Я бросила жетон в её банку, и она поблагодарила меня.
Мимо нас с Вебером проехал мужчина на велосипеде, к багажнику которого был прикреплен старенький магнитофон. Я отшатнулась от него, после чего мигом нырнула в Воскресенские ворота вслед за наёмником.
На площади потоками из стороны в сторону курсировало множество народа: немощные старики с мешками или сумками, странники в дорожной одежде, худые женщины с детьми, краснолицые торговцы с сумками и челноками.
Люди толпились у древнего краснокирпичного здания Исторического музея, ходили мимо собора Казанской иконы Божией Матери, где в окнах теплился неяркий свет тонких восковых свечей. На другом конце Красной площади я увидела Собор Покрова Пресвятой Богородицы или, как его до сей поры называли в народе, Собор Василия Блаженного, и некоторое время всё никак не могла оторвать взгляд от старинного храма, так хорошо сохранившегося после войны. Цветные маковки, словно бы сделанные из глазури, красовались на фоне серого неба, а в древних стенах светились маленькие окошки. Недалеко от собора высилась Спасская башня. Она касалась серых небес сияющей красной звездой, а её круглый циферблат с обездвижено замершими стрелками переливался золотом.
Меня кто-то толкнул, и я ахнула, удержавшись на ногах только благодаря Веберу. В двухстах метрах впереди нас торговцы и караванщики суетились и бегали куда активнее, чем на пяточке возле Исторического музея. Гул там впереди стоял страшный: слышались смешки, голоса, крики, стук колёс и скрип дерева. Я вытянула шею, приглядываясь к тому, что там творилось в центре площади. Поразительно! Многочисленные повозки, загруженные лошадьми, а ещё телеги с мешками и коробками стояли у неглубокого кратера в центре площади, где был разбит рынок – огромный, шумный, похожий на бурлящий котёл. Я ещё никогда не видела места, столь пёстрого и оживленного.
И вот же он, ГУМ, напоминающий мне замок со страниц сказочных книг, высится прямо напротив рынка. Серо-голубая крыша с двумя острыми башенками укрывала здание из бежевого, уже давно потемневшего камня, а остатки резных узоров ещё с давних времен по-прежнему красовались между окон и у широких арок, под которыми располагались входные двери.

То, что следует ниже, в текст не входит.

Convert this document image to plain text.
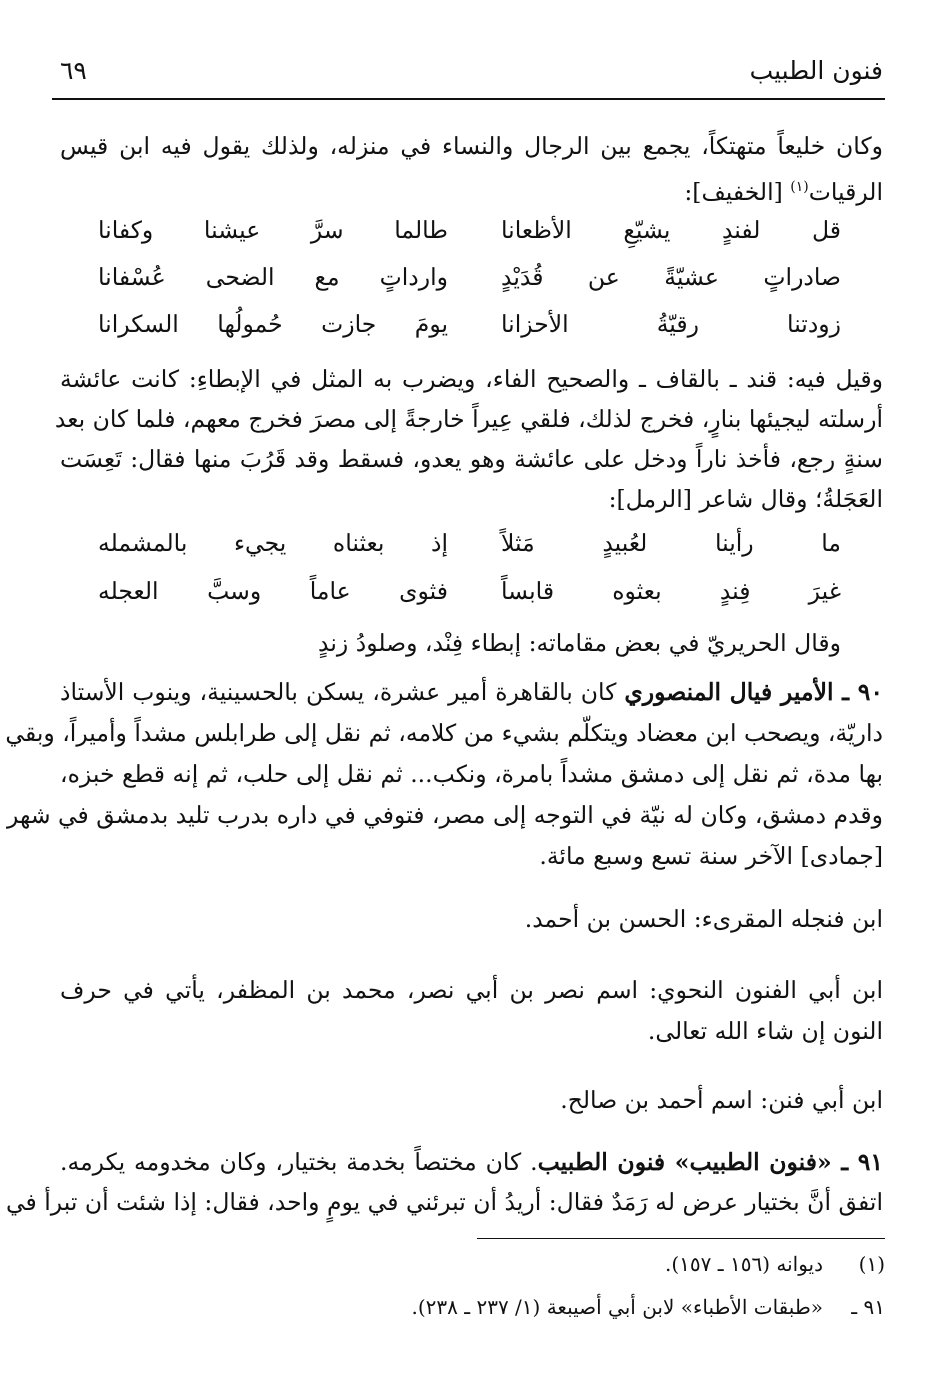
فنون الطبيب
٦٩
وكان خليعاً متهتكاً، يجمع بين الرجال والنساء في منزله، ولذلك يقول فيه ابن قيس
الرقيات$^{(١)}$ [الخفيف]:
قل لفندٍ يشيّعِ الأظعانا
طالما سرَّ عيشنا وكفانا
صادراتٍ عشيّةً عن قُدَيْدٍ
وارداتٍ مع الضحى عُسْفانا
زودتنا رقيّةُ الأحزانا
يومَ جازت حُمولُها السكرانا
وقيل فيه: قند ـ بالقاف ـ والصحيح الفاء، ويضرب به المثل في الإبطاءِ: كانت عائشة
أرسلته ليجيئها بنارٍ، فخرج لذلك، فلقي عِيراً خارجةً إلى مصرَ فخرج معهم، فلما كان بعد
سنةٍ رجع، فأخذ ناراً ودخل على عائشة وهو يعدو، فسقط وقد قَرُبَ منها فقال: تَعِسَت
العَجَلةُ؛ وقال شاعر [الرمل]:
ما رأينا لعُبيدٍ مَثلاً
إذ بعثناه يجيء بالمشمله
غيرَ فِندٍ بعثوه قابساً
فثوى عاماً وسبَّ العجله
وقال الحريريّ في بعض مقاماته: إبطاء فِنْد، وصلودُ زندٍ
٩٠ ـ الأمير فيال المنصوري كان بالقاهرة أمير عشرة، يسكن بالحسينية، وينوب الأستاذ
داريّة، ويصحب ابن معضاد ويتكلّم بشيء من كلامه، ثم نقل إلى طرابلس مشداً وأميراً، وبقي
بها مدة، ثم نقل إلى دمشق مشداً بامرة، ونكب... ثم نقل إلى حلب، ثم إنه قطع خبزه،
وقدم دمشق، وكان له نيّة في التوجه إلى مصر، فتوفي في داره بدرب تليد بدمشق في شهر
[جمادى] الآخر سنة تسع وسبع مائة.
ابن فنجله المقرىء: الحسن بن أحمد.
ابن أبي الفنون النحوي: اسم نصر بن أبي نصر، محمد بن المظفر، يأتي في حرف
النون إن شاء الله تعالى.
ابن أبي فنن: اسم أحمد بن صالح.
٩١ ـ «فنون الطبيب» فنون الطبيب. كان مختصاً بخدمة بختيار، وكان مخدومه يكرمه.
اتفق أنَّ بختيار عرض له رَمَدٌ فقال: أريدُ أن تبرئني في يومٍ واحد، فقال: إذا شئت أن تبرأ في
(١)ديوانه (١٥٦ ـ ١٥٧).
٩١ ـ«طبقات الأطباء» لابن أبي أصيبعة (١/ ٢٣٧ ـ ٢٣٨).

Войдя в здание ГУМа, мы с Вебером оказались в просторных помещениях торгового дома, некогда бывшего одним из самых известных в Москве. Узорная лепнина была испорчена временем и плохими условиями, но красота по-прежнему оставалась живой в ветхих арках и в изящных выступах, в кованых парапетах и в полукруглых мостиках. Деревянные двери и красивая мебель была исчерчена царапинами и сколами, покрыта пылью. На мраморном полу плавали мутные блики от старых ламп. Стеклянный потолок центрального прохода в торговом доме был наполовину разбит, его осколки были сметены к стенам в некрасивые горки. Кстати, под потолком жители центральной Москвы натянули куски брезента, чтобы хоть как-то защититься от стеклянного крошева и палящего солнца. В середине широких коридоров и на круглых площадках, где, по всей видимости, когда-то были организованы кафе и забегаловки, до сих пор стояли круглые столики – деревянные, плетеные, кованые. Возле них были установлены пункты раздачи еды, именно поэтому там толпилось много людей.